The alumni association is known as "ORLABS" (Old Rajshahi Laboratorians' Society). It frequently organizes academic and cultural programs at the school.

== Logo/Symbol Introduction ==

Hand-drawn explanatory design of the logo by Hashem Khan

The school monogram is a symbolic design. It has been designed by the famous painter Hashem Khan.

The main design features four angular structures. The left corner is education, the right corner is culture and the bottom corner is patriotism or service to the country, which holds education and culture as a firm commitment to move upward, i.e. towards progress and light. The open book standing in the center of the quadrangular room is a symbol of knowledge. It is through the practice of knowledge that the human society moves forward towards progress by embracing education, culture and patriotism.
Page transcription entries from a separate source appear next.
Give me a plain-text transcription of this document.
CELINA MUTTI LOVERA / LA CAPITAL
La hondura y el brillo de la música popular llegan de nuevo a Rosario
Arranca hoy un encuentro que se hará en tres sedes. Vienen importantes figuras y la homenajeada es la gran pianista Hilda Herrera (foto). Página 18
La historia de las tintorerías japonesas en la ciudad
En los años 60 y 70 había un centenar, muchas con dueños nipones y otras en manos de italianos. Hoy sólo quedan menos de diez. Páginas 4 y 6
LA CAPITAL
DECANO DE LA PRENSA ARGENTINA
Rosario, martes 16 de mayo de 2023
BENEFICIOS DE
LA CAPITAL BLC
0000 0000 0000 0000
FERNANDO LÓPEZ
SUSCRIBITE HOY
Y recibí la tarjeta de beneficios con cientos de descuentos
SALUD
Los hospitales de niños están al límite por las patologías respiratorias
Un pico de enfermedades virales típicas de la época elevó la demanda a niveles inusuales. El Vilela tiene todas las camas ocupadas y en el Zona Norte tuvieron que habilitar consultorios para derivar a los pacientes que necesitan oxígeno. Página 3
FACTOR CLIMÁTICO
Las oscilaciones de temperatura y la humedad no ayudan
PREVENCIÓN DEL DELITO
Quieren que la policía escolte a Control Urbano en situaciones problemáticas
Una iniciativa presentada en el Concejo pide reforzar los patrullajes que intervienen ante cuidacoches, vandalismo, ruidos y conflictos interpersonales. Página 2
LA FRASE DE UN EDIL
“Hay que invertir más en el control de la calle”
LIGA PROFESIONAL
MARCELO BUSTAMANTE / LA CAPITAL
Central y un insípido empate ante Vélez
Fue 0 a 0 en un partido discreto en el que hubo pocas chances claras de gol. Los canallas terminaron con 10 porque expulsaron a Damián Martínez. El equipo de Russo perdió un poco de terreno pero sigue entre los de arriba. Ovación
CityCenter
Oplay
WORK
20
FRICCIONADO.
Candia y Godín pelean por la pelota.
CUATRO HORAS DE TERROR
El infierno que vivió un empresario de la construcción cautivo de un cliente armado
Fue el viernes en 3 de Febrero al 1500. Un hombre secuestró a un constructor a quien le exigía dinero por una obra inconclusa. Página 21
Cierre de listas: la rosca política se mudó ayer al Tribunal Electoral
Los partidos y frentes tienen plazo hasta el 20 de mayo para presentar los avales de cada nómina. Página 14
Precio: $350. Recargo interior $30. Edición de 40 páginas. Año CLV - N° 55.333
The flower bud just above the book in the design symbolizes teenage children. They will be enlightened by the light of education from the bud and blossom into beautiful and full flowers. That is, he will be established as a complete and ideal person in the society. Govt Laboratory High School, Rajshahi, written in a semi-circle, is arranged with all the designs in such a way that the institution stands on a solid foundation.The color of the symbol – the square house and the bud is crimson which is the color of the national flag, a symbol of youth. The yellow color of the book is the light of knowledge, the color of brightness. The outer and middle lines of the book are blue – the kindness of the sky.